A reference count in the PFN Database tracks the number of processes that access a shared page, and the Memory Manager knows that when the count becomes zero, the page is not marked valid in any working set. At that point, the Memory Manager moves the page to the standby page or modified page lists.

Memory-Mapped Files
Memory-mapped files are a special form of shared memory. When a process maps a file into its address space, the Memory Manager creates several support data structures that aid the process' interaction with file systems. Figure 4 shows how these data structures are related. A File Object represents the file on disk, and the File Object is the target of all I/O the Memory Manager performs on the file. The Section Object points at its Segment, which contains the PPTEs for the Section Object. The Segment points to a control area that the File Object also points at. This control area is the nerve center for a mapped file, so that even if a process creates more than one Section Object for a file, there is still only one shared con-trol area.

When a process references a virtual address that the process indicates should be backed by a file, the Memory Manager examines the Virtual Address Descriptor (VAD) that describes the memory range, then locates the control area. The Memory Manager allocates a page of physical memory to bring the requested data into and updates the PTE for the virtual address map. Because the Memory Manager finds the File Object through the control area, the Memory Manager can initiate an I/O operation to the file system that owns the disk on which the file resides.
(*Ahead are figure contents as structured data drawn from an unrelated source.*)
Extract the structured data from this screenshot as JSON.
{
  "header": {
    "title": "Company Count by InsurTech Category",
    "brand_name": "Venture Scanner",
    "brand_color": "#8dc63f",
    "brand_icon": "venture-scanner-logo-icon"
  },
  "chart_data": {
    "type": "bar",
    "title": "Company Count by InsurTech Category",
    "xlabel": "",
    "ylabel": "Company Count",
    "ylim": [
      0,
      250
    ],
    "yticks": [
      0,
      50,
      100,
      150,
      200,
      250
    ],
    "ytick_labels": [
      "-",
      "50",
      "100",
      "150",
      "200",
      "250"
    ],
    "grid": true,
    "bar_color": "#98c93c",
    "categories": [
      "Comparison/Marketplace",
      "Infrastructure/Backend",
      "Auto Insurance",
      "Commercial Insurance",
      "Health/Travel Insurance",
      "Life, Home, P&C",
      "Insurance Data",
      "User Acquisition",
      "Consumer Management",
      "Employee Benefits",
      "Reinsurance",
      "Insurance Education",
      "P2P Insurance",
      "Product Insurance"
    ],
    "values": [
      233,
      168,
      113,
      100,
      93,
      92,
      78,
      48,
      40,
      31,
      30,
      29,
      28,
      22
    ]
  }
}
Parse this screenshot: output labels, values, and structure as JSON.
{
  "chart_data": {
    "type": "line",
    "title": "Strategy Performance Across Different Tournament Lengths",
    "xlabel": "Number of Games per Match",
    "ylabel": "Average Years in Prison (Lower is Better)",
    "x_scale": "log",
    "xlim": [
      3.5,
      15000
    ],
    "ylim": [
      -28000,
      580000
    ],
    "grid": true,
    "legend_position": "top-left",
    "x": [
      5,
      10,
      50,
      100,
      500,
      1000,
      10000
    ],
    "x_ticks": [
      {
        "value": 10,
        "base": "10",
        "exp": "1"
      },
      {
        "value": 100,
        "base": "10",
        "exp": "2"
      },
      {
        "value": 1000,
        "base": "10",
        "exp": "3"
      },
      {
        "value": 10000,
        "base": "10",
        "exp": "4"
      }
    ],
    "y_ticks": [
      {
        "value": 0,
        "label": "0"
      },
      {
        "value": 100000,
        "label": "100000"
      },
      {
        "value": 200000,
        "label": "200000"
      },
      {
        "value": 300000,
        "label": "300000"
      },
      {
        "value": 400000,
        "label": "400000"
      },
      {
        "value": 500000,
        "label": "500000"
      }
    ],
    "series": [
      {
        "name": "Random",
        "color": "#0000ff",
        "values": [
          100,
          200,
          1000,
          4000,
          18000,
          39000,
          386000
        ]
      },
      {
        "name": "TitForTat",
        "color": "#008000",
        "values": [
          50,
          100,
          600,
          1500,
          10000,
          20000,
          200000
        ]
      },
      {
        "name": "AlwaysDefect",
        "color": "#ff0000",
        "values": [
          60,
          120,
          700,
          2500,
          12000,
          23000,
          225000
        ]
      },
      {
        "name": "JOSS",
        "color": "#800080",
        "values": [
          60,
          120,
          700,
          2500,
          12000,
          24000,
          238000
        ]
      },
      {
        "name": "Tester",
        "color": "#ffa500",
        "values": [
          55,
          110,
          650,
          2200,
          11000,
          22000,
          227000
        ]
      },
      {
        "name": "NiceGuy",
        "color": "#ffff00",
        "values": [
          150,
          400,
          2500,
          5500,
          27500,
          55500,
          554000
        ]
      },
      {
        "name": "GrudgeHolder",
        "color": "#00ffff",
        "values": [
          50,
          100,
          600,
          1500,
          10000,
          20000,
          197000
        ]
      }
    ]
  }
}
The operation reads the page from the file on disk (the page is in the transition state while the I/O is in progress). After the operation reads the page, the Memory Manager marks the PTE as valid and lets the process continue its attempt to access the data, which is now present.

A caveat with regard to memory-mapped files exists: Files can map as data files or as images. Files map as images when the NT Process Manager loads them for execution. The same file can map as a data file and an image, and maintaining separate control areas for data files and images lets NT ensure the consistency of the different mappings that different processes make.

More on Memory
Last month, I claimed that memory management is one of the most complex tasks an OS faces. In this two-part series on memory management, I've provided only an overview of the policies and mechanisms NT implements to provide applications with memory resources appropriate to their needs and the needs of other concurrently running programs. If you want to learn more about the Memory Manager, I recommend Inside Windows NT, Second Edition, by David A. Solomon (Microsoft Press).

Next month, I'll cover a subsystem that's closely tied to the Memory Manager--the Cache Manager. I'll discuss how the Memory Manager sizes system working sets (including the file system cache) differently from process working sets.